I am completing my PhD in Learning with Functional Data via Operator-valued Kernel Methods, Deep Neural Network Models: Theory, Techniques and Algorithms under the supervision of Prof. P. Balamurugan from IEOR, IIT Bombay. During this journey, I have worked on the following problems which will constitute my thesis:
Learning Sparse Graphs for Functional Regression using Graph-induced Operator-valued Kernels
A functional regression problem aims to learn a map \(\mathfrak{F}:\mathcal{Z}\mapsto\mathcal{Y}\), where \(\mathcal{Z}\) is an appropriate input space and \(\mathcal{Y}\) is a space of output functions. When \(\mathcal{Z}\) is also a space of functions, the learning problem is known as function-to-function regression. In this work, we consider the problem of learning a map of the form \({F}:{\mathcal{Z}}^p\mapsto\mathcal{Y}\), a many-to-one function-to-function regression problem, where the aim is to learn a suitable \(F\) which maps \(p\) input functions to an output function. In order to solve this regression problem with \(p\) input functions and a corresponding output function, we propose a graph-induced operator-valued kernel (OVK) obtained by imposing a graphical structure describing the inter-relationships among the \(p\) input functions. When the underlying graphical structure is unknown, we propose to learn an appropriate Laplacian matrix characterizing the graphical structure, which would also aid in learning the map \(F\). We formulate a learning problem using the proposed graph-induced OVK, and devise an alternating minimization framework to solve the learning problem. To learn \(F\) along with meaningful and important interactions in the graphical structure, a minimax concave penalty (MCP) is used as a sparsity-inducing regularization on the Laplacian matrix. We further extend the alternating minimization framework to learn \(F\), where each of the \(p\) constituent input functions as well as the output function are multi-dimensional. To scale the proposed algorithm to large datasets, we design an efficient sample-based approximation algorithm. Further, we provide bounds on generalization error for the map obtained by solving the proposed learning problem. An extensive empirical evaluation on both synthetic and real data demonstrates the utility of the proposed learning framework. Our experiments show that simultaneous learning of \(F\) along with sparse graphical structure helps in discovering significant relationships among the input functions, and motivates interpretability of such relationships driving the regression problem.

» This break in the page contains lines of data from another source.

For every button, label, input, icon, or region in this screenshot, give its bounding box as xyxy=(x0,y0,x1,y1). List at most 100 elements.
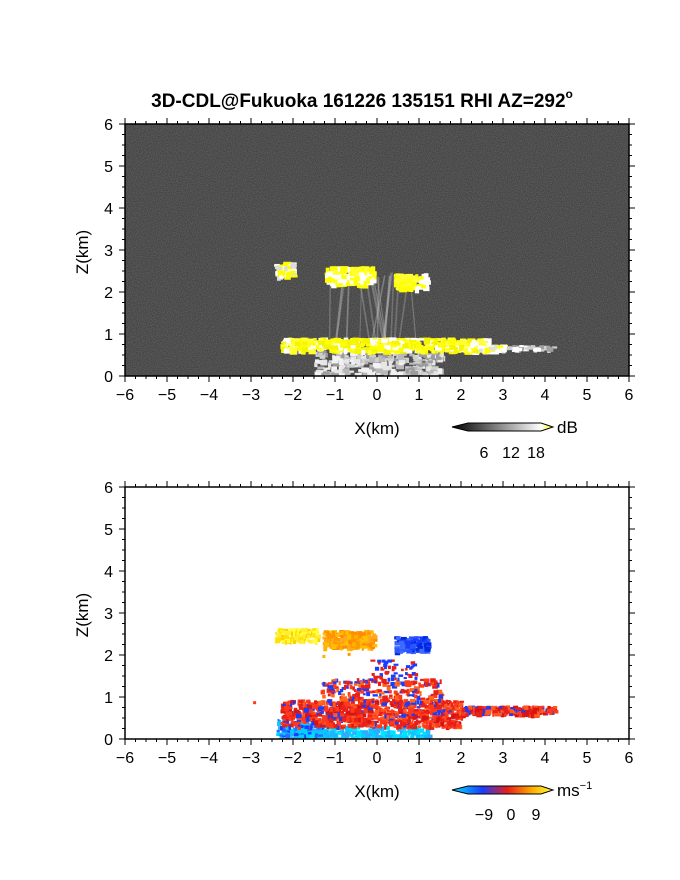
velocity-echo-cell xyxy=(320,736,326,739)
velocity-echo-cell xyxy=(549,712,553,715)
backscatter-echo-cell xyxy=(369,268,375,275)
velocity-echo-cell xyxy=(339,708,342,713)
velocity-echo-cell xyxy=(360,704,363,708)
velocity-echo-cell xyxy=(405,640,411,646)
backscatter-echo-cell xyxy=(356,280,364,284)
velocity-echo-cell xyxy=(394,703,398,707)
velocity-echo-cell xyxy=(495,708,498,712)
backscatter-echo-cell xyxy=(543,346,548,351)
x-tick-label: −3 xyxy=(242,387,260,404)
velocity-echo-cell xyxy=(378,707,383,713)
velocity-echo-cell xyxy=(398,674,404,677)
velocity-echo-cell xyxy=(335,642,340,647)
backscatter-echo-cell xyxy=(530,345,536,349)
colorbar-tick-label: 6 xyxy=(480,445,489,462)
velocity-echo-cell xyxy=(388,690,392,694)
backscatter-echo-cell xyxy=(316,344,320,350)
velocity-echo-cell xyxy=(390,674,396,678)
backscatter-echo-cell xyxy=(398,359,406,365)
velocity-echo-cell xyxy=(287,709,292,712)
velocity-echo-cell xyxy=(315,635,321,639)
velocity-echo-cell xyxy=(323,736,327,739)
velocity-echo-cell xyxy=(343,706,347,712)
velocity-echo-cell xyxy=(424,681,429,687)
velocity-echo-cell xyxy=(409,681,414,686)
velocity-echo-cell xyxy=(377,706,381,709)
velocity-echo-cell xyxy=(367,725,372,728)
velocity-echo-cell xyxy=(372,633,377,637)
y-tick-label: 2 xyxy=(104,648,113,665)
backscatter-echo-cell xyxy=(289,348,298,355)
velocity-echo-cell xyxy=(409,642,414,646)
velocity-echo-cell xyxy=(394,646,399,650)
backscatter-echo-cell xyxy=(506,346,515,351)
backscatter-echo-cell xyxy=(314,340,320,345)
x-tick-label: 3 xyxy=(499,387,508,404)
velocity-echo-cell xyxy=(347,724,354,727)
backscatter-echo-cell xyxy=(283,348,291,354)
velocity-echo-cell xyxy=(374,680,377,684)
velocity-echo-cell xyxy=(461,708,468,713)
velocity-echo-cell xyxy=(285,733,290,739)
velocity-echo-cell xyxy=(277,726,282,730)
velocity-echo-cell xyxy=(290,732,294,736)
velocity-echo-cell xyxy=(380,700,385,705)
velocity-echo-cell xyxy=(485,709,492,715)
backscatter-echo-cell xyxy=(435,341,439,346)
velocity-echo-cell xyxy=(346,644,350,649)
backscatter-echo-cell xyxy=(423,352,428,358)
velocity-echo-cell xyxy=(448,704,451,707)
velocity-echo-cell xyxy=(399,699,403,705)
velocity-echo-cell xyxy=(522,712,527,717)
backscatter-echo-cell xyxy=(425,343,430,349)
velocity-echo-cell xyxy=(336,720,341,726)
velocity-echo-cell xyxy=(443,719,450,722)
backscatter-echo-cell xyxy=(346,275,351,282)
velocity-echo-cell xyxy=(446,717,452,721)
velocity-echo-cell xyxy=(341,686,344,690)
velocity-echo-cell xyxy=(408,727,415,733)
velocity-echo-cell xyxy=(497,707,500,710)
velocity-echo-cell xyxy=(418,725,421,729)
velocity-echo-cell xyxy=(343,635,349,640)
x-tick-label: 5 xyxy=(583,750,592,767)
backscatter-echo-cell xyxy=(394,357,399,361)
velocity-echo-cell xyxy=(507,709,514,712)
velocity-echo-cell xyxy=(405,720,408,725)
velocity-echo-cell xyxy=(348,717,352,721)
velocity-echo-cell xyxy=(395,700,399,704)
velocity-echo-cell xyxy=(433,690,439,695)
velocity-echo-cell xyxy=(289,628,296,631)
backscatter-echo-layer xyxy=(274,261,558,376)
velocity-echo-cell xyxy=(390,700,394,704)
velocity-echo-cell xyxy=(383,663,388,668)
velocity-echo-cell xyxy=(357,726,361,730)
backscatter-echo-cell xyxy=(418,353,426,357)
backscatter-echo-cell xyxy=(405,368,409,374)
velocity-echo-cell xyxy=(320,690,325,695)
velocity-echo-cell xyxy=(331,708,336,712)
velocity-echo-cell xyxy=(402,640,408,644)
backscatter-echo-cell xyxy=(395,273,401,277)
velocity-echo-cell xyxy=(354,706,358,711)
velocity-echo-cell xyxy=(337,702,344,707)
backscatter-echo-cell xyxy=(341,272,346,278)
velocity-echo-cell xyxy=(358,718,364,723)
velocity-echo-cell xyxy=(372,732,376,737)
velocity-echo-cell xyxy=(285,701,290,705)
backscatter-echo-cell xyxy=(426,358,434,361)
velocity-echo-cell xyxy=(334,637,341,642)
velocity-echo-cell xyxy=(363,708,367,713)
velocity-echo-cell xyxy=(419,636,423,641)
velocity-echo-cell xyxy=(382,730,389,736)
velocity-echo-cell xyxy=(538,705,543,710)
velocity-echo-cell xyxy=(377,681,381,687)
velocity-echo-cell xyxy=(289,707,292,713)
backscatter-echo-cell xyxy=(453,348,458,355)
velocity-echo-cell xyxy=(456,724,461,728)
velocity-echo-cell xyxy=(444,703,448,707)
velocity-echo-cell xyxy=(429,710,433,716)
backscatter-echo-cell xyxy=(425,273,429,278)
velocity-echo-cell xyxy=(423,699,426,703)
velocity-echo-cell xyxy=(322,636,326,640)
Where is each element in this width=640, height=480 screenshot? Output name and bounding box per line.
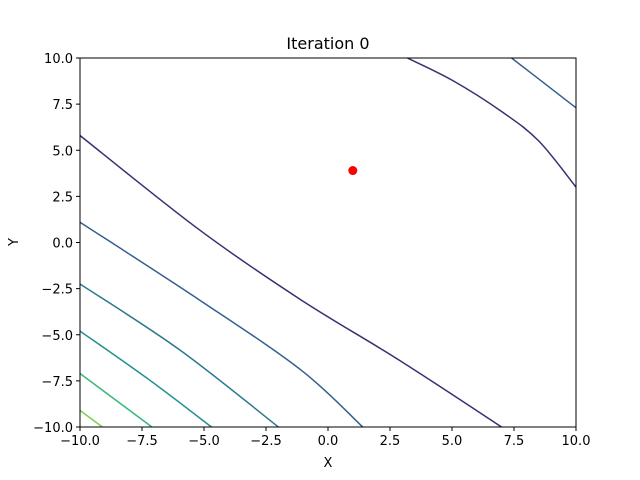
x-tick-label: 5.0 bbox=[442, 434, 463, 449]
y-tick-label: 7.5 bbox=[52, 98, 73, 113]
x-tick-label: −7.5 bbox=[126, 434, 158, 449]
x-axis-label: X bbox=[324, 456, 333, 471]
y-tick-label: −2.5 bbox=[41, 283, 73, 298]
chart-title: Iteration 0 bbox=[286, 34, 369, 53]
contour-line bbox=[80, 221, 364, 427]
contour-line bbox=[80, 283, 279, 427]
x-tick-label: 7.5 bbox=[504, 434, 525, 449]
contour-line bbox=[80, 409, 103, 427]
contour-line bbox=[80, 134, 503, 427]
plot-frame bbox=[79, 57, 577, 428]
y-tick-label: 10.0 bbox=[44, 52, 73, 67]
y-tick-label: 0.0 bbox=[52, 237, 73, 252]
x-tick-label: 10.0 bbox=[562, 434, 591, 449]
y-tick-label: −7.5 bbox=[41, 375, 73, 390]
y-tick-label: 5.0 bbox=[52, 144, 73, 159]
contour-line bbox=[407, 58, 576, 188]
y-tick-label: −5.0 bbox=[41, 329, 73, 344]
x-tick-label: 2.5 bbox=[380, 434, 401, 449]
contour-line bbox=[511, 58, 576, 109]
y-tick-label: 2.5 bbox=[52, 190, 73, 205]
x-tick-label: −5.0 bbox=[188, 434, 220, 449]
y-axis-label: Y bbox=[7, 238, 22, 247]
y-tick-label: −10.0 bbox=[33, 421, 73, 436]
x-tick-label: −10.0 bbox=[60, 434, 100, 449]
x-tick-label: −2.5 bbox=[250, 434, 282, 449]
x-tick-label: 0.0 bbox=[318, 434, 339, 449]
contour-line bbox=[80, 330, 212, 427]
point bbox=[348, 166, 358, 176]
contour-line bbox=[80, 372, 153, 427]
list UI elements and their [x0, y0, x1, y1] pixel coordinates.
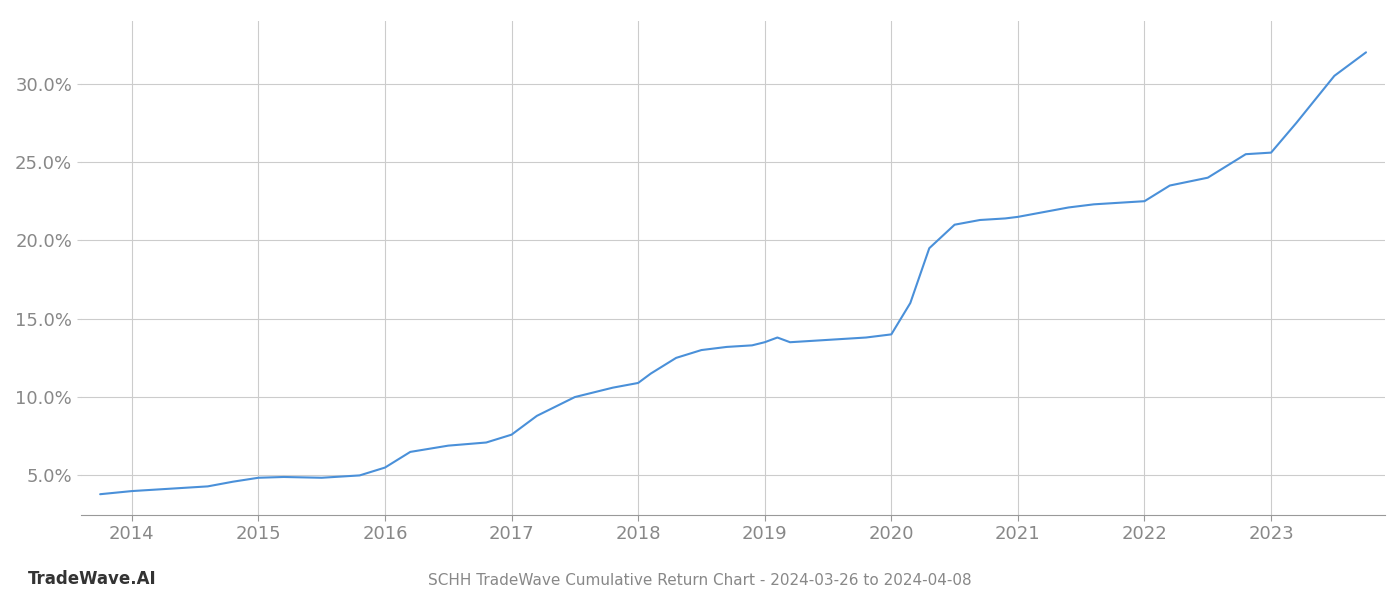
Text: SCHH TradeWave Cumulative Return Chart - 2024-03-26 to 2024-04-08: SCHH TradeWave Cumulative Return Chart -…: [428, 573, 972, 588]
Text: TradeWave.AI: TradeWave.AI: [28, 570, 157, 588]
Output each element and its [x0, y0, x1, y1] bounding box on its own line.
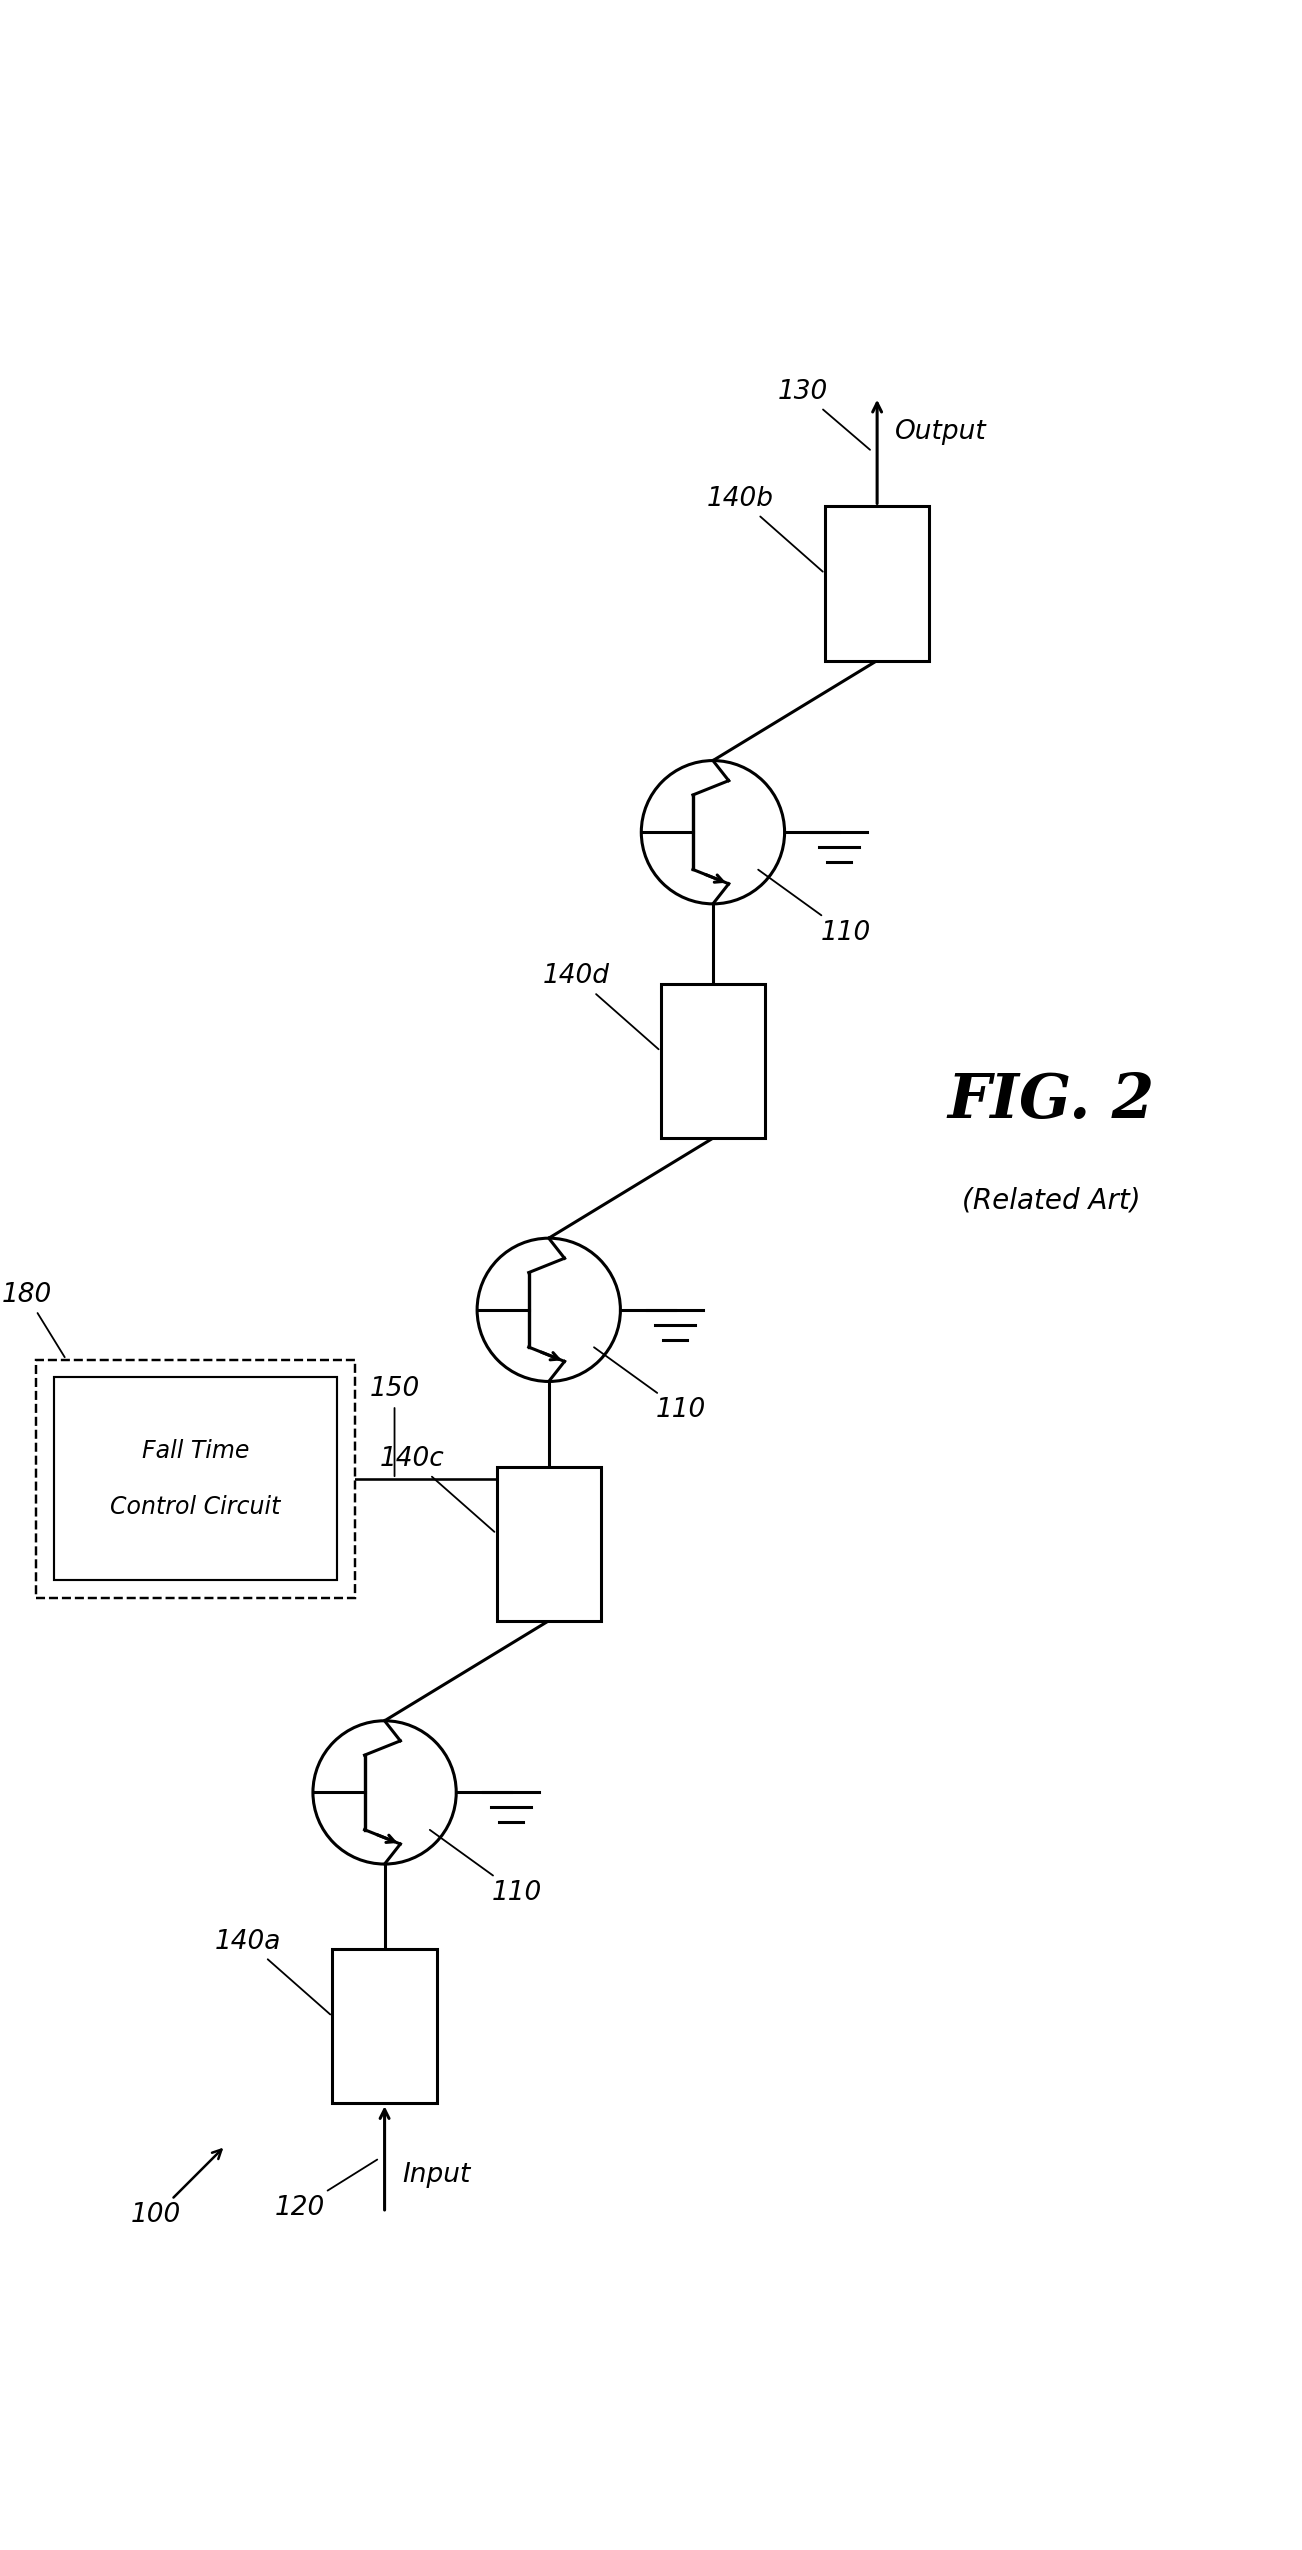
Text: Input: Input — [402, 2162, 471, 2188]
Text: 100: 100 — [130, 2150, 221, 2229]
Bar — [332, 1948, 436, 2104]
Circle shape — [312, 1721, 456, 1864]
Bar — [660, 984, 766, 1137]
Bar — [55, 1377, 337, 1581]
Text: (Related Art): (Related Art) — [962, 1186, 1141, 1214]
Text: 180: 180 — [1, 1283, 65, 1357]
Text: 140b: 140b — [707, 487, 823, 571]
Text: Fall Time: Fall Time — [142, 1438, 249, 1464]
Text: Control Circuit: Control Circuit — [111, 1494, 281, 1520]
Text: 120: 120 — [275, 2160, 378, 2221]
Text: 110: 110 — [594, 1346, 707, 1423]
Circle shape — [642, 760, 785, 903]
Bar — [36, 1359, 354, 1599]
Bar — [496, 1466, 602, 1622]
Text: 110: 110 — [430, 1831, 542, 1905]
Text: Output: Output — [894, 418, 987, 444]
Text: 140c: 140c — [380, 1446, 495, 1533]
Text: FIG. 2: FIG. 2 — [948, 1071, 1155, 1130]
Text: 140d: 140d — [543, 964, 659, 1048]
Bar — [825, 507, 930, 660]
Text: 110: 110 — [758, 870, 871, 946]
Circle shape — [477, 1239, 621, 1382]
Text: 140a: 140a — [215, 1928, 331, 2014]
Text: 130: 130 — [777, 380, 870, 449]
Text: 150: 150 — [370, 1377, 419, 1476]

Learning with Operator-valued Kernels in Reproducing Kernel Krein Spaces
Operator-valued kernels have shown promise in supervised learning problems with functional inputs and functional outputs. The crucial (and possibly restrictive) assumption of positive definiteness of operator-valued kernels has been instrumental in developing efficient algorithms. In this work, we consider operator-valued kernels which might not be necessarily positive definite. To tackle the indefiniteness of operator-valued kernels, we harness the machinery of Reproducing Kernel Krein Spaces (RKKS) of function-valued functions. A representer theorem is illustrated which yields a suitable loss stabilization problem for supervised learning with function-valued inputs and outputs. Analysis of generalization properties of the proposed framework is given. An iterative Operator based Minimum Residual (OpMINRES) algorithm is proposed for solving the loss stabilization problem. Experiments with indefinite operator-valued kernels on synthetic and real data sets demonstrate the utility of the proposed approach.